Selon Descartes : “Les bêtes n’ont pas seulement moins de raison que les hommes, elles n’en ont point du tout”.

Vous remarquerez que j’ai cité deux fois Descartes. Il a dit le pire comme le meilleur et a fait beaucoup de mal avec ses idées scientistes.

Sans les progrès de la science et plus particulièrement de la médecine, je ne serais plus de ce monde. Mais peut-on tout faire au nom de la sacro-sainte « science »? Lorsque j’étais enceinte, j’étais terrorisée par le fait d’avoir un enfant handicapé. S’occuper d’un enfant est fatigant, qui plus est d’un enfant handicapé quand on est soi-même malade. Il est possible que j’aurais eu recours à l’avortement, je ne sais pas, difficile de savoir ce qu’on ferait en pareille situation. J’étais notamment terrorisée par le fait que la médecine était désormais capable de sauver des enfants de 300g, ce qui aurait forcément des conséquences dramatiques sur la vie de cet enfant et par conséquent sur la mienne.

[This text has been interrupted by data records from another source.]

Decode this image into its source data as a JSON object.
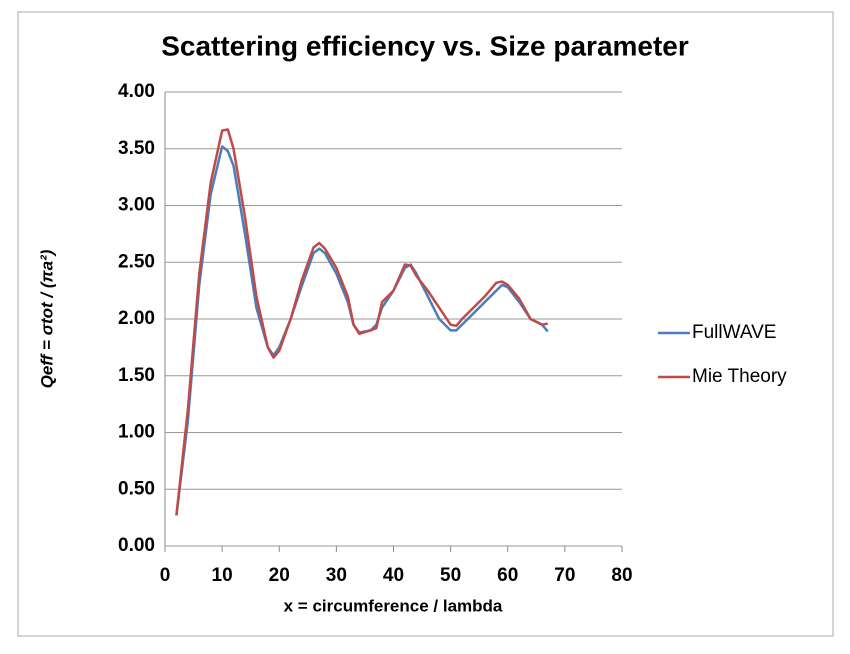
{
  "chart_data": {
    "type": "line",
    "title": "Scattering efficiency vs. Size parameter",
    "x_label": "x = circumference / lambda",
    "y_label": "Qeff = σtot  / (πa²)",
    "x": [
      2,
      4,
      6,
      8,
      10,
      11,
      12,
      14,
      16,
      18,
      19,
      20,
      22,
      24,
      26,
      27,
      28,
      30,
      32,
      33,
      34,
      36,
      37,
      38,
      40,
      42,
      43,
      44,
      46,
      48,
      50,
      51,
      52,
      54,
      56,
      58,
      59,
      60,
      62,
      64,
      66,
      67
    ],
    "series": [
      {
        "name": "FullWAVE",
        "color": "#4a7ebb",
        "values": [
          0.27,
          1.1,
          2.3,
          3.1,
          3.52,
          3.48,
          3.35,
          2.75,
          2.1,
          1.75,
          1.68,
          1.75,
          2.0,
          2.3,
          2.58,
          2.62,
          2.58,
          2.4,
          2.15,
          1.95,
          1.88,
          1.9,
          1.95,
          2.1,
          2.25,
          2.45,
          2.48,
          2.4,
          2.2,
          2.0,
          1.9,
          1.9,
          1.95,
          2.05,
          2.15,
          2.25,
          2.3,
          2.28,
          2.15,
          2.0,
          1.95,
          1.89
        ]
      },
      {
        "name": "Mie Theory",
        "color": "#be4b48",
        "values": [
          0.27,
          1.2,
          2.4,
          3.2,
          3.66,
          3.67,
          3.5,
          2.9,
          2.2,
          1.75,
          1.66,
          1.72,
          2.0,
          2.35,
          2.63,
          2.67,
          2.62,
          2.45,
          2.2,
          1.95,
          1.87,
          1.9,
          1.92,
          2.15,
          2.25,
          2.48,
          2.47,
          2.38,
          2.25,
          2.1,
          1.95,
          1.94,
          2.0,
          2.1,
          2.2,
          2.32,
          2.33,
          2.3,
          2.18,
          2.0,
          1.95,
          1.96
        ]
      }
    ],
    "xlim": [
      0,
      80
    ],
    "xticks": [
      0,
      10,
      20,
      30,
      40,
      50,
      60,
      70,
      80
    ],
    "ylim": [
      0,
      4
    ],
    "yticks": [
      {
        "value": 0,
        "label": "0.00"
      },
      {
        "value": 0.5,
        "label": "0.50"
      },
      {
        "value": 1,
        "label": "1.00"
      },
      {
        "value": 1.5,
        "label": "1.50"
      },
      {
        "value": 2,
        "label": "2.00"
      },
      {
        "value": 2.5,
        "label": "2.50"
      },
      {
        "value": 3,
        "label": "3.00"
      },
      {
        "value": 3.5,
        "label": "3.50"
      },
      {
        "value": 4,
        "label": "4.00"
      }
    ],
    "grid": true,
    "legend": "right"
  }
}
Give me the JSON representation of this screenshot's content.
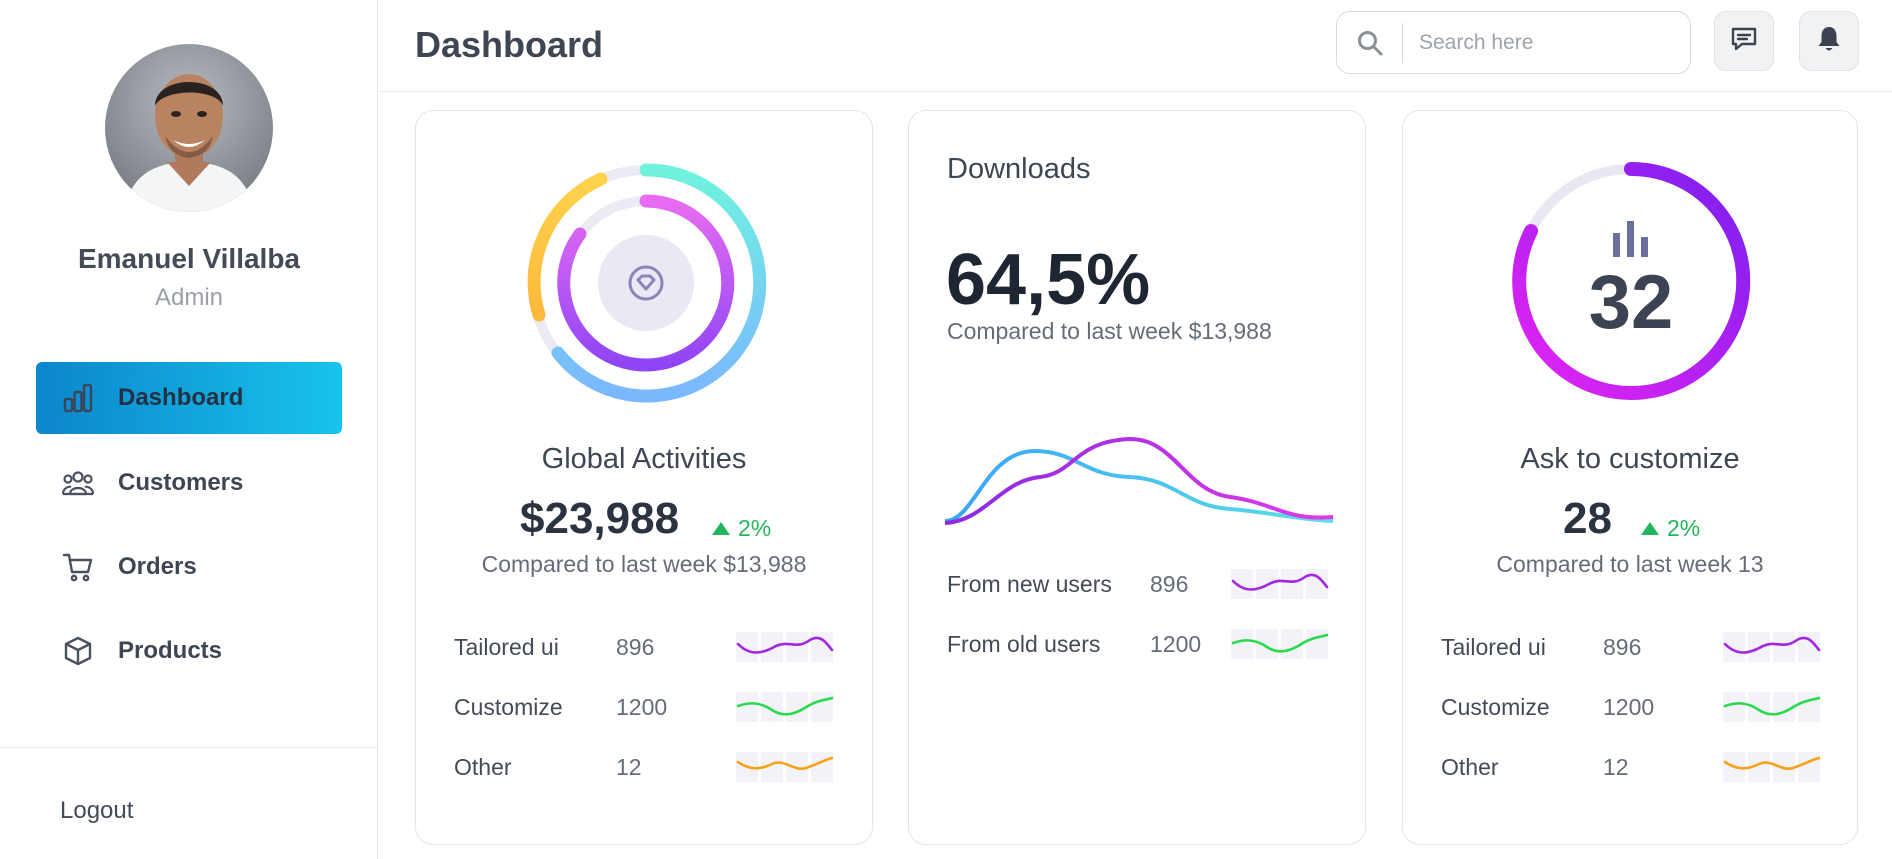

Nous n’acceptons plus la mort ni la souffrance, ce qui paradoxalement nous conduit à sauver des foetus qui n’auraient pas dû vivre et tuer des enfants tout à fait viables. Dramatique.

2 réflexions au sujet de “Mucoviscidose, scientisme et eugénisme”

  1. Cela me rappelle une histoire que m’a rapportée ma soeur. Une femme se savait porteuse de « la maladie bleue » qu’elle ne voulait pas transmettre à ses enfants. Elle a donc décidé d’adopter un enfant… qui s’est révélé lui aussi avoir la maladie bleue…. Il y a certains choses que nous avons choisi d’affronter en venant sur terre, sans doute pour une bonne raison.